Can you tell me what the difference is between lamp oil and kerosene? I use lamp oil now ( got me through a 30 hour power outage a few weeks ago). But in my youth, I seem to remember that my parents used kerosene in what would I would term an Aladdin type lamp. Ours was probably an Aladdin knockoff since I don't remember a 60 W level of light, but it sure did the trick when we lost power.
For new lamps and lanterns plus a huge resource for parts and information check out W.T. Kirkman & Co. (lanternet.com). I've picked a few Dietz lanterns as well as one of their brand as well that work quite well.
One thing they warn about is not to use the Paraffin Oil (liquid candle wax) that is sold as lamp oil at places like Walmart and such. Also, synthetic kerosene burn cleaner and with less odor.
The interesting thing I found was some of the latest lantern designs just came out in the '20s with new innovations. It makes sense but we forget we aren't that far to the time electricity and even oil were only for the well off and urban.
I see that Mr. Goodman provided a link to Lehman's, but I would suggest that you stop by the store next time you're in Ohio. It's not far from your daughter's college and, based on what I see posted here every day, I can guarantee that you would love it. It's a unique and fascinating place.
They take great pride in making sure that older technologies aren't lost.
Don't be confused by the outer form of the thing. You can get rope-wick and round-wick lamps in discount stores, which can burn with a steady yellow flame if built and maintained right. But the Rayo uses a round wick and a means of convecting fresh-air up into the center of the wick as an oxygen supply, for a brighter output from the same amount of fuel. The Deitz seems to use waste heat to blast the fresh air onto the wick, making an almost white light, and the Aladdin uses the round wick and a mantle to give 4x the light output from the same amount of fuel and pure white light.

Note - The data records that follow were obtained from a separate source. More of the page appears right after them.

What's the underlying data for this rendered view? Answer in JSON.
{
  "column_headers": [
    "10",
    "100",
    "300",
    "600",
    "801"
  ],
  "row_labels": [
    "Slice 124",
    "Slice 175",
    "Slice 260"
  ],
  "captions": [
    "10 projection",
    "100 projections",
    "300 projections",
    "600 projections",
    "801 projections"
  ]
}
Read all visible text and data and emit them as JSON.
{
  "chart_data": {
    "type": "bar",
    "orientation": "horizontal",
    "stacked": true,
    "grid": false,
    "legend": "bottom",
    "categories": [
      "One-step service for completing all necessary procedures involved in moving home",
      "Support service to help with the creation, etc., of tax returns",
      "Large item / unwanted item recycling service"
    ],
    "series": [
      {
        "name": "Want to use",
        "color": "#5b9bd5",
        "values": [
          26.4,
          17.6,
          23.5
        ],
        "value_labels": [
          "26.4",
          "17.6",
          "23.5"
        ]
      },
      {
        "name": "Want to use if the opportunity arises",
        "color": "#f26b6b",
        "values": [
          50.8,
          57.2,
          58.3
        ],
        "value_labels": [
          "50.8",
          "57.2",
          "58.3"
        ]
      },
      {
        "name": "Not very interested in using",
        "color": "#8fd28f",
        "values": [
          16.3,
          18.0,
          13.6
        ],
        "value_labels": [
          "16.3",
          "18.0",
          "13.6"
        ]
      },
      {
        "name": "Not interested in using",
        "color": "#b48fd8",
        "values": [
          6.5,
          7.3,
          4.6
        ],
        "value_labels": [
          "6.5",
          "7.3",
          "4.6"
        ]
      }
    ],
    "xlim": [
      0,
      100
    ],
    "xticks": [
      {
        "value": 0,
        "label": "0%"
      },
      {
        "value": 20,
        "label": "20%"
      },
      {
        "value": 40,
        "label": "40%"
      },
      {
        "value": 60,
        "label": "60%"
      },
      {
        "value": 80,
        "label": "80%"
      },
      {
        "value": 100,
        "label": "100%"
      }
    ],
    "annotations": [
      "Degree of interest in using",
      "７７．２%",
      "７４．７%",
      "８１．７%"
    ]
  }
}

The wal-mart lamp might be good for ambiance, an Aladdin is good for task lighting.
I have always loved oil lamps, they give off such a nice light. My grandfather still has some he bought in the 40s. He refuses to let me talk him out of them. LOL. But there are so many places to find wicks and fuel for the older ones that it is definitely a treat to find one at a yard sale, thrift shop, etc. However, sometimes the older ones can be hard to find and I have found myself relying on reproductions.